The premiere recorded 8.98 million viewers and a 2.7 Adults 18-49 rating. This rating compared poorly to that of its lead-in, The Big Bang Theory, which recorded 14.74 million viewers and a 4.9 in the 18-49 demo, as well as the shows in CBS's Monday night comedy block for the same week, all of which ranked in the top 25 for the week with Adults 18–49.

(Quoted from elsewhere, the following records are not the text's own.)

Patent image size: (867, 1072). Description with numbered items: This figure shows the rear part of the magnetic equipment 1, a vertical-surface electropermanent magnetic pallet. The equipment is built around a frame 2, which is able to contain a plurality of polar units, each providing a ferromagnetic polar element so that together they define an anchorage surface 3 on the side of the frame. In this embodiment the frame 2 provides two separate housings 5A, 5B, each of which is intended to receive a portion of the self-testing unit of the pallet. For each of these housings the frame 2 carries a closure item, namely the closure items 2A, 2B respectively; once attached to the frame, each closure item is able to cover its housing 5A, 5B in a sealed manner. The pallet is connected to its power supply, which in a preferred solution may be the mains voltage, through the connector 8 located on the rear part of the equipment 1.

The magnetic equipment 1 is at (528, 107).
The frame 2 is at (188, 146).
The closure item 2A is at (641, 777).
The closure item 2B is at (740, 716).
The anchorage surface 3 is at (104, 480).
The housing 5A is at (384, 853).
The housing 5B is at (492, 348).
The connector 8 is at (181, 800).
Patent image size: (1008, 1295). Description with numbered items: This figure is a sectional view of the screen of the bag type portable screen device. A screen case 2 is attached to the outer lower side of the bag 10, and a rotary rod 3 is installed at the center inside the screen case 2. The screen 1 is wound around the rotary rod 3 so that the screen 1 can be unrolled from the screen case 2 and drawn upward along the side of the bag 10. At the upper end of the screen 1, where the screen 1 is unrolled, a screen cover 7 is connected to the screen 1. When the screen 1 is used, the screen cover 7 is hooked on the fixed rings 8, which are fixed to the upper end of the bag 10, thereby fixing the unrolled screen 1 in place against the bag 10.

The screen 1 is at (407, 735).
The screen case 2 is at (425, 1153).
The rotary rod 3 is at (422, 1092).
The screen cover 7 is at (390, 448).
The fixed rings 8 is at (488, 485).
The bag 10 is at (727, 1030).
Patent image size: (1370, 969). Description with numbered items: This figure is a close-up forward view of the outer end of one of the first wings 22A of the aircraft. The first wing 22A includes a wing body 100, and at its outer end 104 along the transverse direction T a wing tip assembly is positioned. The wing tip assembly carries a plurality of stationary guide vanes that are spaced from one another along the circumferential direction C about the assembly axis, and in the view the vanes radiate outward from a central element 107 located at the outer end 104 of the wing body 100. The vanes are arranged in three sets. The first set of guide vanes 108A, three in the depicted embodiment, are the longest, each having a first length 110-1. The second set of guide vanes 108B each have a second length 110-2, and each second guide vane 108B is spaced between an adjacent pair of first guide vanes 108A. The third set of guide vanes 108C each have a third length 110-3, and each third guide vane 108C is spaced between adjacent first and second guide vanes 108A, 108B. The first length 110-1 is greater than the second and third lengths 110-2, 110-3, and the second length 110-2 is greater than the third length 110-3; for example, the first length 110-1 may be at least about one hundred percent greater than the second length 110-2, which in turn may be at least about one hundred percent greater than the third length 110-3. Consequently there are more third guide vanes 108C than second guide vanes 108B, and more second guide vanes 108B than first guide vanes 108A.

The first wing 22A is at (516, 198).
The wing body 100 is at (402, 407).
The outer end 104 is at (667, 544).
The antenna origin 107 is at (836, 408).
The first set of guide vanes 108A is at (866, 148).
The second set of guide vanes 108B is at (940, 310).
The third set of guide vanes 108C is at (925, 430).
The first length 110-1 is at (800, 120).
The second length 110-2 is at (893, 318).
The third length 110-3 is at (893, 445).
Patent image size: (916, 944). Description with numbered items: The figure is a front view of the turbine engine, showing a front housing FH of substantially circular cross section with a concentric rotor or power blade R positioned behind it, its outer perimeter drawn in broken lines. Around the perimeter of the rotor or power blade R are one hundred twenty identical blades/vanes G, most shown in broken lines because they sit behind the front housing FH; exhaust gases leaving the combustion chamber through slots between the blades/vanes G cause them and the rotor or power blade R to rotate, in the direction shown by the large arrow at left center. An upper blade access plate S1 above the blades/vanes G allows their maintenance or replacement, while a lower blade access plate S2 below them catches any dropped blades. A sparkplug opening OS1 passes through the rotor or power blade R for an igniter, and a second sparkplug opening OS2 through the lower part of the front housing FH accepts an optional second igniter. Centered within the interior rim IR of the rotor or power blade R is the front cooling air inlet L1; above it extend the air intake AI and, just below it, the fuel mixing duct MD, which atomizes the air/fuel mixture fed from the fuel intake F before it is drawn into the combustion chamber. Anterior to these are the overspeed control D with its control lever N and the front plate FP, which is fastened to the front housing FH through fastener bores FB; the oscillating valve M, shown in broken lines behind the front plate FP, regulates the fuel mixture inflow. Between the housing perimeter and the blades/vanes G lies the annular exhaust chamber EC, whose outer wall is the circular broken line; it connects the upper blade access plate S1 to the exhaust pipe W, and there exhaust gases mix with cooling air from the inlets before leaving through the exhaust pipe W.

| Season |  | Timeslot | Season premiere | Season finale | TV Season | Ranking | Viewers (in millions) |
|---|---|---|---|---|---|---|---|
|  | 1 | Thursday 8:30pm (September 29, 2011 – October 6, 2011) Saturday 8:30 pm (October 15, 2011 – June 23, 2012) | September 29, 2011 | June 23, 2012 | 2011-2012 | #59 | 8.67 |

==Home media==
The complete series of How to be a Gentleman was released on DVD and digital on June 9, 2020.